Doncic tallied 22 points in the first quarter, reached 30 by halftime and hit 40 with a few minutes remaining in the third quarter. He sealed his franchise-record fourth 50-point game at the foul line with 4.5 seconds remaining.

If Popovich emphasized at halftime his team’s need to slow Doncic’s scoring, the 23-year-old emerged from the locker room ready with a counter: 12 straight minutes of passes all around the court.

Doncic dished seven assists to five teammates in the third quarter, including three to Christian Wood. Doncic and Wood each tallied 12 points in the frame, boosting Doncic to his eighth 40-point game of the season and buoying Wood’s 25 total points in support.

Before this season, Doncic had never recorded more than seven 40-point games in a full season, playoffs included.
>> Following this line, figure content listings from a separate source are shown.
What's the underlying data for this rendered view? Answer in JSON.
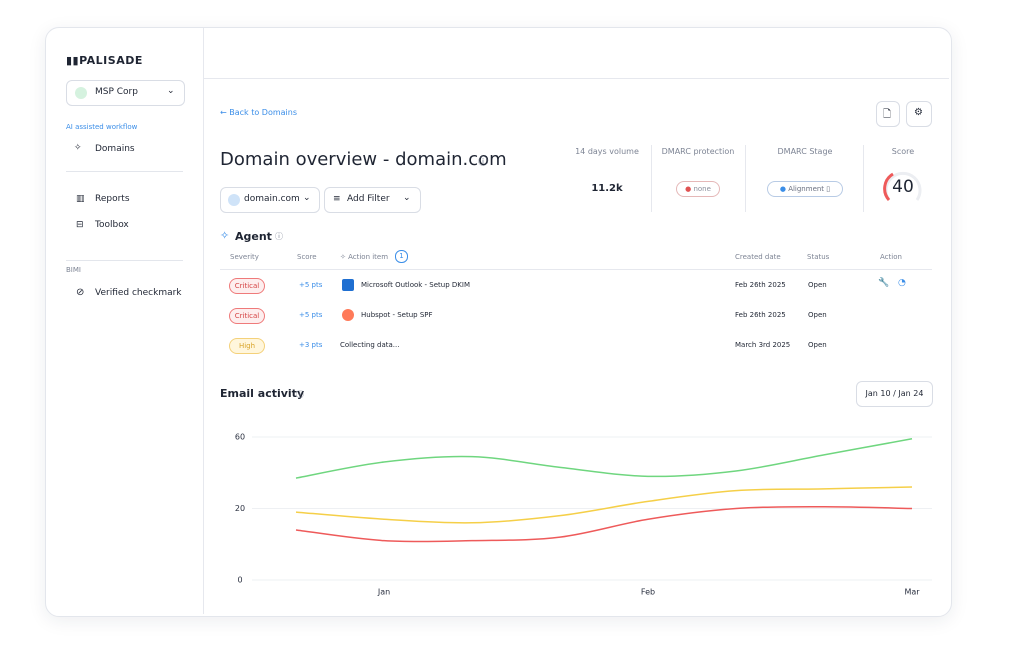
{
  "sidebar": {
    "logo": "PALISADE",
    "org": "MSP Corp",
    "section_1": "AI assisted workflow",
    "nav_1": [
      "Domains"
    ],
    "nav_2": [
      "Reports",
      "Toolbox"
    ],
    "section_2": "BIMI",
    "nav_3": [
      "Verified checkmark"
    ]
  },
  "header": {
    "back": "← Back to Domains",
    "title": "Domain overview - domain.com",
    "domain_select": "domain.com",
    "filter": "Add Filter"
  },
  "stats": [
    {
      "label": "14 days volume",
      "value": "11.2k"
    },
    {
      "label": "DMARC protection",
      "value": "none"
    },
    {
      "label": "DMARC Stage",
      "value": "Alignment"
    },
    {
      "label": "Score",
      "value": 40
    }
  ],
  "agent": {
    "title": "Agent",
    "columns": [
      "Severity",
      "Score",
      "Action item",
      "Created date",
      "Status",
      "Action"
    ],
    "action_count": 1,
    "rows": [
      {
        "severity": "Critical",
        "score": "+5 pts",
        "item": "Microsoft Outlook - Setup DKIM",
        "created": "Feb 26th 2025",
        "status": "Open"
      },
      {
        "severity": "Critical",
        "score": "+5 pts",
        "item": "Hubspot - Setup SPF",
        "created": "Feb 26th 2025",
        "status": "Open"
      },
      {
        "severity": "High",
        "score": "+3 pts",
        "item": "Collecting data...",
        "created": "March 3rd 2025",
        "status": "Open"
      }
    ]
  },
  "range": "Jan 10 / Jan 24",
  "chart_data": {
    "type": "line",
    "title": "Email activity",
    "categories": [
      null,
      "Jan",
      null,
      null,
      "Feb",
      null,
      null,
      "Mar"
    ],
    "series": [
      {
        "color": "#6fd67f",
        "values": [
          37,
          46,
          49,
          43,
          38,
          41,
          50,
          59
        ]
      },
      {
        "color": "#f5cf48",
        "values": [
          19,
          17,
          16,
          18,
          24,
          30,
          31,
          32
        ]
      },
      {
        "color": "#ee5a5a",
        "values": [
          14,
          11,
          11,
          12,
          17,
          20,
          21,
          20
        ]
      }
    ],
    "ylim": [
      0,
      60
    ],
    "yticks": [
      0,
      20,
      60
    ],
    "grid": true
  }
}
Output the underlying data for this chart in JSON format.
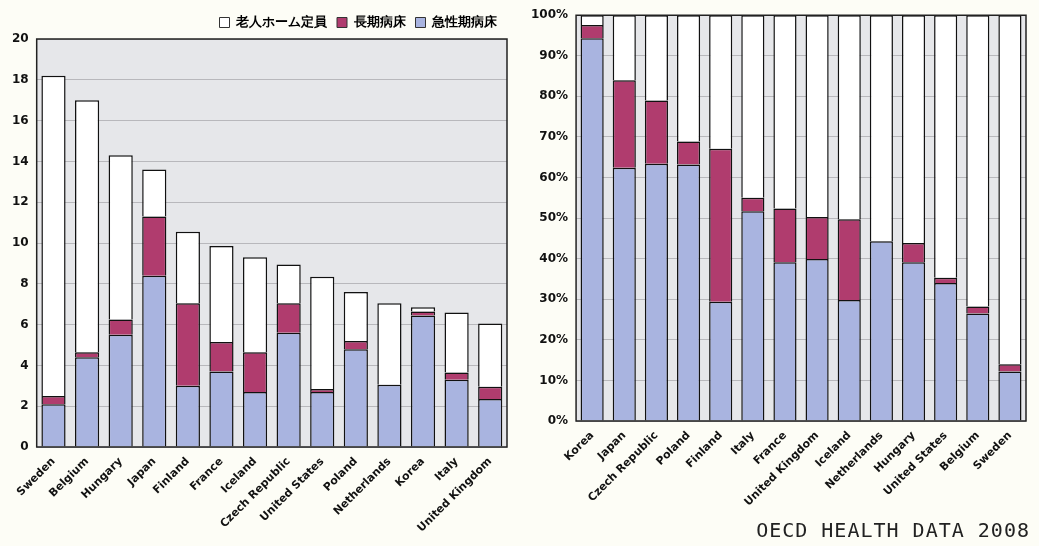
{
  "chart_data": [
    {
      "type": "bar",
      "stacked": true,
      "categories": [
        "Sweden",
        "Belgium",
        "Hungary",
        "Japan",
        "Finland",
        "France",
        "Iceland",
        "Czech Republic",
        "United States",
        "Poland",
        "Netherlands",
        "Korea",
        "Italy",
        "United Kingdom"
      ],
      "series": [
        {
          "name": "急性期病床",
          "color": "#a9b4e0",
          "values": [
            2.1,
            4.4,
            5.5,
            8.4,
            3.0,
            3.7,
            2.7,
            5.6,
            2.7,
            4.8,
            3.05,
            6.45,
            3.3,
            2.35
          ]
        },
        {
          "name": "長期病床",
          "color": "#b03c6e",
          "values": [
            0.4,
            0.25,
            0.75,
            2.9,
            4.05,
            1.45,
            1.95,
            1.45,
            0.15,
            0.4,
            0,
            0.2,
            0.35,
            0.6
          ]
        },
        {
          "name": "老人ホーム定員",
          "color": "#ffffff",
          "values": [
            15.7,
            12.35,
            8.05,
            2.3,
            3.5,
            4.7,
            4.65,
            1.9,
            5.5,
            2.4,
            4.0,
            0.2,
            2.95,
            3.1
          ]
        }
      ],
      "ylim": [
        0,
        20
      ],
      "yticks": [
        0,
        2,
        4,
        6,
        8,
        10,
        12,
        14,
        16,
        18,
        20
      ],
      "grid": "y",
      "legend": "top right"
    },
    {
      "type": "bar",
      "stacked": true,
      "categories": [
        "Korea",
        "Japan",
        "Czech Republic",
        "Poland",
        "Finland",
        "Italy",
        "France",
        "United Kingdom",
        "Iceland",
        "Netherlands",
        "Hungary",
        "United States",
        "Belgium",
        "Sweden"
      ],
      "series": [
        {
          "color": "#a9b4e0",
          "values": [
            94.3,
            62.4,
            63.4,
            63.2,
            29.4,
            51.7,
            39.1,
            39.9,
            29.8,
            44.3,
            39.1,
            34.0,
            26.5,
            12.2
          ]
        },
        {
          "color": "#b03c6e",
          "values": [
            3.3,
            21.6,
            15.6,
            5.7,
            37.7,
            3.3,
            13.3,
            10.4,
            19.9,
            0,
            4.8,
            1.3,
            1.7,
            1.8
          ]
        },
        {
          "color": "#ffffff",
          "values": [
            2.4,
            16.0,
            21.0,
            31.1,
            32.9,
            45.0,
            47.6,
            49.7,
            50.3,
            55.7,
            56.1,
            64.7,
            71.8,
            86.0
          ]
        }
      ],
      "ylim": [
        0,
        100
      ],
      "yticks": [
        {
          "value": 0,
          "label": "0%"
        },
        {
          "value": 10,
          "label": "10%"
        },
        {
          "value": 20,
          "label": "20%"
        },
        {
          "value": 30,
          "label": "30%"
        },
        {
          "value": 40,
          "label": "40%"
        },
        {
          "value": 50,
          "label": "50%"
        },
        {
          "value": 60,
          "label": "60%"
        },
        {
          "value": 70,
          "label": "70%"
        },
        {
          "value": 80,
          "label": "80%"
        },
        {
          "value": 90,
          "label": "90%"
        },
        {
          "value": 100,
          "label": "100%"
        }
      ],
      "grid": "y",
      "legend": false,
      "annotations": [
        "OECD HEALTH DATA 2008"
      ]
    }
  ]
}
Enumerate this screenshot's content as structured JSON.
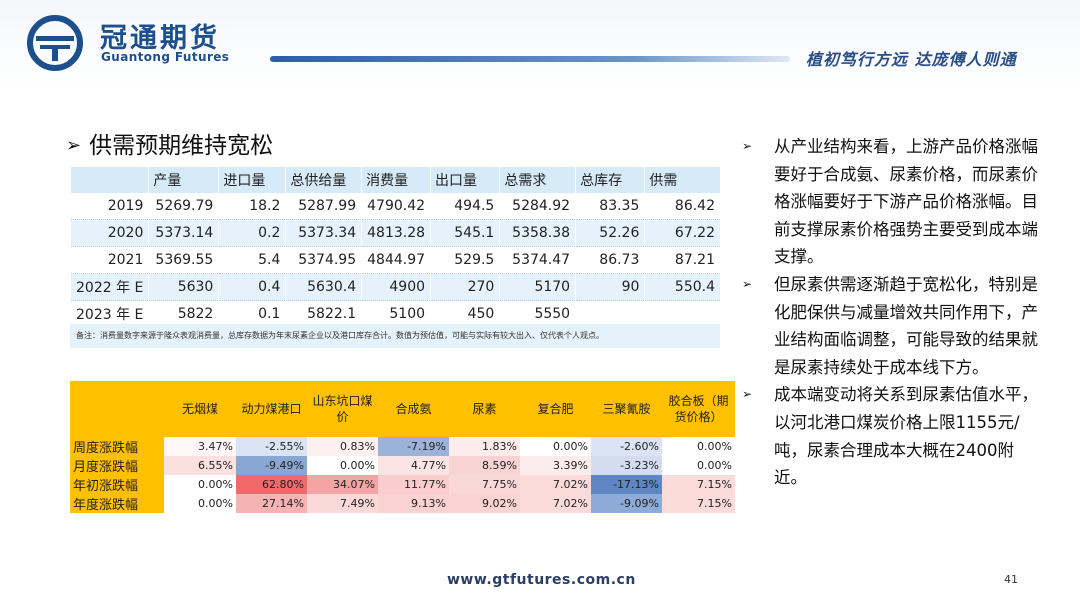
{
  "header": {
    "brand_cn": "冠通期货",
    "brand_en": "Guantong Futures",
    "slogan": "植初笃行方远 达庞傅人则通"
  },
  "section": {
    "bullet": "➢",
    "title": "供需预期维持宽松"
  },
  "supply_table": {
    "headers": [
      "",
      "产量",
      "进口量",
      "总供给量",
      "消费量",
      "出口量",
      "总需求",
      "总库存",
      "供需"
    ],
    "rows": [
      [
        "2019",
        "5269.79",
        "18.2",
        "5287.99",
        "4790.42",
        "494.5",
        "5284.92",
        "83.35",
        "86.42"
      ],
      [
        "2020",
        "5373.14",
        "0.2",
        "5373.34",
        "4813.28",
        "545.1",
        "5358.38",
        "52.26",
        "67.22"
      ],
      [
        "2021",
        "5369.55",
        "5.4",
        "5374.95",
        "4844.97",
        "529.5",
        "5374.47",
        "86.73",
        "87.21"
      ],
      [
        "2022 年 E",
        "5630",
        "0.4",
        "5630.4",
        "4900",
        "270",
        "5170",
        "90",
        "550.4"
      ],
      [
        "2023 年 E",
        "5822",
        "0.1",
        "5822.1",
        "5100",
        "450",
        "5550",
        "",
        ""
      ]
    ],
    "note": "备注：消费量数字来源于隆众表观消费量，总库存数据为年末尿素企业以及港口库存合计。数值为预估值，可能与实际有较大出入、仅代表个人观点。"
  },
  "change_table": {
    "headers": [
      "",
      "无烟煤",
      "动力煤港口",
      "山东坑口煤价",
      "合成氨",
      "尿素",
      "复合肥",
      "三聚氰胺",
      "胶合板（期货价格）"
    ],
    "rows": [
      {
        "label": "周度涨跌幅",
        "values": [
          "3.47%",
          "-2.55%",
          "0.83%",
          "-7.19%",
          "1.83%",
          "0.00%",
          "-2.60%",
          "0.00%"
        ],
        "colors": [
          "#fff7f7",
          "#dbe4f2",
          "#fdf0f0",
          "#9cb2d8",
          "#fcecec",
          "#ffffff",
          "#dbe4f2",
          "#ffffff"
        ]
      },
      {
        "label": "月度涨跌幅",
        "values": [
          "6.55%",
          "-9.49%",
          "0.00%",
          "4.77%",
          "8.59%",
          "3.39%",
          "-3.23%",
          "0.00%"
        ],
        "colors": [
          "#fbe0e0",
          "#8aa7d4",
          "#ffffff",
          "#fbe4e4",
          "#f8d3d3",
          "#fcecec",
          "#d4ddef",
          "#ffffff"
        ]
      },
      {
        "label": "年初涨跌幅",
        "values": [
          "0.00%",
          "62.80%",
          "34.07%",
          "11.77%",
          "7.75%",
          "7.02%",
          "-17.13%",
          "7.15%"
        ],
        "colors": [
          "#ffffff",
          "#f06a6a",
          "#f5a4a4",
          "#f9cdcd",
          "#fbd8d8",
          "#fbdada",
          "#5f86c4",
          "#fbdada"
        ]
      },
      {
        "label": "年度涨跌幅",
        "values": [
          "0.00%",
          "27.14%",
          "7.49%",
          "9.13%",
          "9.02%",
          "7.02%",
          "-9.09%",
          "7.15%"
        ],
        "colors": [
          "#ffffff",
          "#f6b3b3",
          "#fbd9d9",
          "#fad2d2",
          "#fad3d3",
          "#fbdada",
          "#8eaad6",
          "#fbdada"
        ]
      }
    ]
  },
  "right_text": {
    "marker": "➢",
    "bullets": [
      "从产业结构来看，上游产品价格涨幅要好于合成氨、尿素价格，而尿素价格涨幅要好于下游产品价格涨幅。目前支撑尿素价格强势主要受到成本端支撑。",
      "但尿素供需逐渐趋于宽松化，特别是化肥保供与减量增效共同作用下，产业结构面临调整，可能导致的结果就是尿素持续处于成本线下方。",
      "成本端变动将关系到尿素估值水平，以河北港口煤炭价格上限1155元/吨，尿素合理成本大概在2400附近。"
    ]
  },
  "footer": {
    "url": "www.gtfutures.com.cn",
    "page": "41"
  },
  "colors": {
    "brand_blue": "#1d4f8c",
    "table_header_blue": "#d6eaf7",
    "table_header_yellow": "#ffc000"
  }
}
Last season, Doncic reached 40 points six times — over 80 total games — and not before Jan. 19.

What a way to cap a calendar year in which he transformed from suboptimal conditioning to perhaps the most singularly dominant player in the NBA, carrying the Mavericks and fans through some of the franchise’s most thrilling moments in a decade:

Since Doncic returned from that ankle-COVID-conditioning absence last Jan. 2, he averaged 31.7 points, 9.33 rebounds and 8.47 assists and 16 triple-doubles in 93 total games, including 15 in the playoffs, during the 2022 calendar year.

Some of his many highlights included:

— Hitting 51 points Feb. 10 against the playoff nemesis Clippers a few hours after the Mavericks traded co-star Kristaps Porzingis to Washington.

— Dishing game-winning assists to Spencer Dinwiddie in consecutive mid-March outings against the Boston Celtics and Brooklyn Nets.

— Dismantling the Utah Jazz’s playoff-experienced core after recovering from a left calf strain in three games to seal the Mavericks’ first postseason series win since the 2011 championship.

— Dismantling the top-seeded Phoenix Suns’ repeat Finals hopes with epic Game 6 and 7 beatdowns to advance to his first Western Conference finals.

— Dazzling during Slovenia’s offseason run at EuroBasket, where not even a gash on his head that required stitches at halftime against Olympic rival France kept him from more international history.

— Tying Dirk Nowitzki for the franchise’s most 50-point games Dec. 23 in Houston and breaking it four days later, while sandwiching a front-row view of Nowitzki’s statue unveiling and a Christmas victory over LeBron James in between.

— And then, of course, the most improbable of intentionally missed free throw put-backs and comeback victories while logging the NBA’s first 60-point, 21-rebound, 10-assist stat line Dec. 27 against the Knicks and former running mate Jalen Brunson.

With a legitimate 2023 MVP race upcoming, Kidd anticipates Doncic’s rise is far from complete.

“If you can say at [age] 23 this is where he’s at,” Kidd said, “then 24 and 25 he will be even better.”